Contractors need to think about covering themselves with insurance more than most other workers as they have left behind the security and perks of permanent employment for larger companies. The cover that comes with that permanent employment package should not be underestimated, which is why it is essential from the outset that contractors get all their insurance sorted out. Most contractors will rightly invest in the big three insurance types, public liability, professional indemnity and employer’s liability insurance. However, because contractors do not get sick pay and sick leave like workers employed by companies, there is another type of insurance that might be worth considering – income protection insurance. Income protection insurance (or Permanent Health Insurance) is a type of insurance that protects you if a situation arises in which you cannot work for any period of time by giving you a replacement income for that period. In purchasing income protection insurance you are essentially purchasing peace of mind that you won’t fall behind with your mortgage or loans or face a drop in your current lifestyle if a rainy day comes along unexpectedly.
Ok, So How Does Income Protection Insurance Work?
It’s actually very simple. You, as the contractor, take out an insurance policy with a specialist contractor Permanent Health Insurance provider and they agree to pay you a percentage of any lost income if you have an accident that puts you out of work or you cannot work due to ill health. How much that policy costs will depend on the deferred period (the waiting period) you have selected. The deferred period is the length of time that you have to wait while out of work before the policy starts to pay out. Normally, this period will be anything between a month and a year. It is up to you to decide how much time would work for you but obviously the longer you are able to wait for payment, the lower the premiums on your insurance will be. If you opt for the shortest period – 1 month – then you will pay a lot more in premiums but of course you would also be covered a lot quicker in cases of injury or short term illness. On the other hand, if you were only worried about long term illness and had some savings put by you could pay much cheaper premiums but have to wait between 6 months and a year for payment. Those premiums are paid out of your net pay and if you were to make a claim at any point the replacement income would be paid back to you directly without any added taxation issues.
Most permanent health insurers will let you cover yourself for an amount up to 65% of your salary and dividends (gross) and some providers will also include split dividends. As soon as you no longer require cover you can cancel anytime without having to give notice or face penalty charges.
How Do I Choose The Best Income Protection Insurance For Contractors?
With hundreds of different providers out there all offering variations on the same sort of policy, how do you find a policy that is exactly right for you?
The first thing you should do is draw up a list of exactly the features you are looking for from your insurance – the preferred length of the deferred period, the amount you want to pay for premiums, how much income you want to cover etc. When you do all of this, make sure you are realistic about how much income you will actually be needing if disaster strikes. As mentioned above, you are normally allowed to protect up to 65% of your current income, but you might decide to protect less than this in order to reduce those premiums. Ask yourself how much you will actually need to live off if the worst happens and you are out of work for a long period.
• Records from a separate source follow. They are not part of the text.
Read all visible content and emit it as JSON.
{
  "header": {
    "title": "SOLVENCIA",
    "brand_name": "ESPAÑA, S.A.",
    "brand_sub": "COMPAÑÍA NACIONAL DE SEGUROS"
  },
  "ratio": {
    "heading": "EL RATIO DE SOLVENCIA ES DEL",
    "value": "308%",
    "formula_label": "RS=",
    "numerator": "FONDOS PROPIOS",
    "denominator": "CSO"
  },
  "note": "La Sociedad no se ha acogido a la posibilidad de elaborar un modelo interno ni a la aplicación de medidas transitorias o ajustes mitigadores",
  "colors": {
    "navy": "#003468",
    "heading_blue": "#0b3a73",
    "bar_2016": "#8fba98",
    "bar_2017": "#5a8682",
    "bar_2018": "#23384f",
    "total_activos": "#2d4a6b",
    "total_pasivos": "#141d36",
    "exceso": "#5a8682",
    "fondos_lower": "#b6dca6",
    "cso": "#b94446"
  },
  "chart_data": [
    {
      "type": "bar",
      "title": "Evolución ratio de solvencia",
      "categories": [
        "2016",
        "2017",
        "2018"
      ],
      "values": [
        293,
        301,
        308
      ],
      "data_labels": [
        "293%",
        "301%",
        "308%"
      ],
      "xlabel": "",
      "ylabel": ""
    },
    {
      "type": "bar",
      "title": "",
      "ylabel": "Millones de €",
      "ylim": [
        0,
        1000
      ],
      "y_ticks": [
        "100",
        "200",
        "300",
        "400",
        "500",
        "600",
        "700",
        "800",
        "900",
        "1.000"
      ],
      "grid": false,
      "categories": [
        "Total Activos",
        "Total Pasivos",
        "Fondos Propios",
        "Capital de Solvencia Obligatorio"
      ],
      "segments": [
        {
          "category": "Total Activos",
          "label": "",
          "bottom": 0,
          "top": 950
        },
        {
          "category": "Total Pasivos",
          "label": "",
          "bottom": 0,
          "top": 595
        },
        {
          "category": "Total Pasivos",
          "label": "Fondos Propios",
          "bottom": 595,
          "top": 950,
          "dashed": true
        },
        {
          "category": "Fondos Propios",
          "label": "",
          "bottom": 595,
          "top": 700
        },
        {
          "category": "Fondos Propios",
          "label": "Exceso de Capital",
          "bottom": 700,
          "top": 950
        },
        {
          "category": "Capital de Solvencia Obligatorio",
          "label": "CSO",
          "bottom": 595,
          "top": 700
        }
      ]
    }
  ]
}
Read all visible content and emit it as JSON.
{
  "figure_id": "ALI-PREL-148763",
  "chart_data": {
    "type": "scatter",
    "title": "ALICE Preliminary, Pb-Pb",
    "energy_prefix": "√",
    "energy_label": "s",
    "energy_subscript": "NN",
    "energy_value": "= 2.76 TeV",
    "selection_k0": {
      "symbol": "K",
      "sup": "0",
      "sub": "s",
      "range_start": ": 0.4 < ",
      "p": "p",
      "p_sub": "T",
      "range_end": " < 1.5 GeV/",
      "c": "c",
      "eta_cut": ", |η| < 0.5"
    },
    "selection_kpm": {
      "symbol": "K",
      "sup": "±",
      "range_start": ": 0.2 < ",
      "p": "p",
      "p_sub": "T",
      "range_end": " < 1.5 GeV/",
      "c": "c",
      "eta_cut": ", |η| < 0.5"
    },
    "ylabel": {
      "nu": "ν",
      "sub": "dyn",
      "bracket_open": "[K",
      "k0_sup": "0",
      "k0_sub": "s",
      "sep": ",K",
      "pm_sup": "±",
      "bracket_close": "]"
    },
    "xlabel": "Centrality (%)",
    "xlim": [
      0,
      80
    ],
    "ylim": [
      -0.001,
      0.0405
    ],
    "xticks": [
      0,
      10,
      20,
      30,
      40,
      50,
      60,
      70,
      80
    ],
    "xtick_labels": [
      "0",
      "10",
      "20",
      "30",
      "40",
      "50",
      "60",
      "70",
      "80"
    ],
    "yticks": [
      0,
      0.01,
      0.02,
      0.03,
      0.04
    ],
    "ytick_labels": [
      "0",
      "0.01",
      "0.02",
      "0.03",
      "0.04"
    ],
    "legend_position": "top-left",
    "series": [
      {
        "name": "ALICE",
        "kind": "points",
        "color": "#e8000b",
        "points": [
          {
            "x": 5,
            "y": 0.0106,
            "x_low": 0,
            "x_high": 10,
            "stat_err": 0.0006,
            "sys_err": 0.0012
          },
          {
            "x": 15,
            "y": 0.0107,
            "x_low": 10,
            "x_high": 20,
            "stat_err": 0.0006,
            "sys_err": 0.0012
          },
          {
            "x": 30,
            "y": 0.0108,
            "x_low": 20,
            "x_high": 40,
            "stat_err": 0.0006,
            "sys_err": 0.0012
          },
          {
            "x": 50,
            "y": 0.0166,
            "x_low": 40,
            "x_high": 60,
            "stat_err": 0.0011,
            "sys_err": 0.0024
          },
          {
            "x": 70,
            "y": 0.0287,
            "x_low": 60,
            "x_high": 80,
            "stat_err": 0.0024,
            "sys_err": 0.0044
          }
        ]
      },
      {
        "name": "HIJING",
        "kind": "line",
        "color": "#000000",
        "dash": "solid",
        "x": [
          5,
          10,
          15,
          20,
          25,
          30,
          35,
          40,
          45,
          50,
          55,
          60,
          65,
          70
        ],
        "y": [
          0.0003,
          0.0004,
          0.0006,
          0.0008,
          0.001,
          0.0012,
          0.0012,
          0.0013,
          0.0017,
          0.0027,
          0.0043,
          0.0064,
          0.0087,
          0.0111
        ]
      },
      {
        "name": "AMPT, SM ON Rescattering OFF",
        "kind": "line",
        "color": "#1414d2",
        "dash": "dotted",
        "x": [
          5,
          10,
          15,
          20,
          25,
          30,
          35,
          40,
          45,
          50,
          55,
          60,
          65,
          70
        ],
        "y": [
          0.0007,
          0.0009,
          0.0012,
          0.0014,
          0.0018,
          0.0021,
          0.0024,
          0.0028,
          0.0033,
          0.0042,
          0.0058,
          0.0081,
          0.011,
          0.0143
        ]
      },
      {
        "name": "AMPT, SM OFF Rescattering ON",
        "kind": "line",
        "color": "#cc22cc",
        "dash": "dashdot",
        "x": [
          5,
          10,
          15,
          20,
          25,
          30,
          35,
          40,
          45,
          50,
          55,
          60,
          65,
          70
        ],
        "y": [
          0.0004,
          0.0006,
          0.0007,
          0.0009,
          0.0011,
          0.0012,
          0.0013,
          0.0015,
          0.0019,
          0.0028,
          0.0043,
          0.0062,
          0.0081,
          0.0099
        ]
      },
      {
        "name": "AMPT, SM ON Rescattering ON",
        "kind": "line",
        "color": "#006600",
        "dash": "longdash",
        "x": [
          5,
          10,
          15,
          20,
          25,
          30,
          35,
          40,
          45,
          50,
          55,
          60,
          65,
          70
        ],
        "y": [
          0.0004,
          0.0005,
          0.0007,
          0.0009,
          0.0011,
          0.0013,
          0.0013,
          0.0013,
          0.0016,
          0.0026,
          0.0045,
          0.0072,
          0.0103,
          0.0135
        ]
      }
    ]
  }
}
You will also need to check the policy to make sure that the figures they quote you are inflation proofed. Because of how inflation works, what you think you can live off right now will not necessarily be manageable in 7 to 10 years time. If you want to cover yourself against inflation, make sure the policy you join has something called indexation (also known as escalation) which gives you an incremental increase in the amount insured every year. Also, make sure that your policy covers you up till your date of retirement. That’s because if you are seriously injured you might never be able to return back to work so it is prudent to cover yourself all the way until retirement!
Does Income Protection Insurance Cover Dividends?
Next, you want to ensure that the insurance policy you sign up with covers your dividends too. Most likely you will be using a contractor insurance specialist who will know their way around contractor financials and will understand how your income works. Because a large part of most contractors’ income comes through dividends it is obviously essential that these are covered in any policy.
Is Income Protection Insurance Industry Specific?
You also need to check that the policy will cover you against specifically being unable to work in your particular contracting industry. Why? Because a number of policies will only pay out if you are not able to work in any role, rather than just your contracting role. You absolutely must avoid policies with this clause in them, otherwise, the insurance company could argue that though you cannot work in your contracting role, you could still do some kind of menial labour – and therefore they would not pay you.
Lastly, and most importantly, once you have chosen a company, do your research on them. You need to have confidence that they will do the right thing if you ever need them and not try to wriggle out of it. Before you sign up it is perfectly reasonable to ask the company for some statistics about how often they have paid out in similar circumstances and for instances when they haven’t paid out. Similarly, ask your own financial advisor and your insurance broker what they can tell you about the company and if they have had any experience with them in the past and do your own research on the internet to see how other contractors have reviewed them.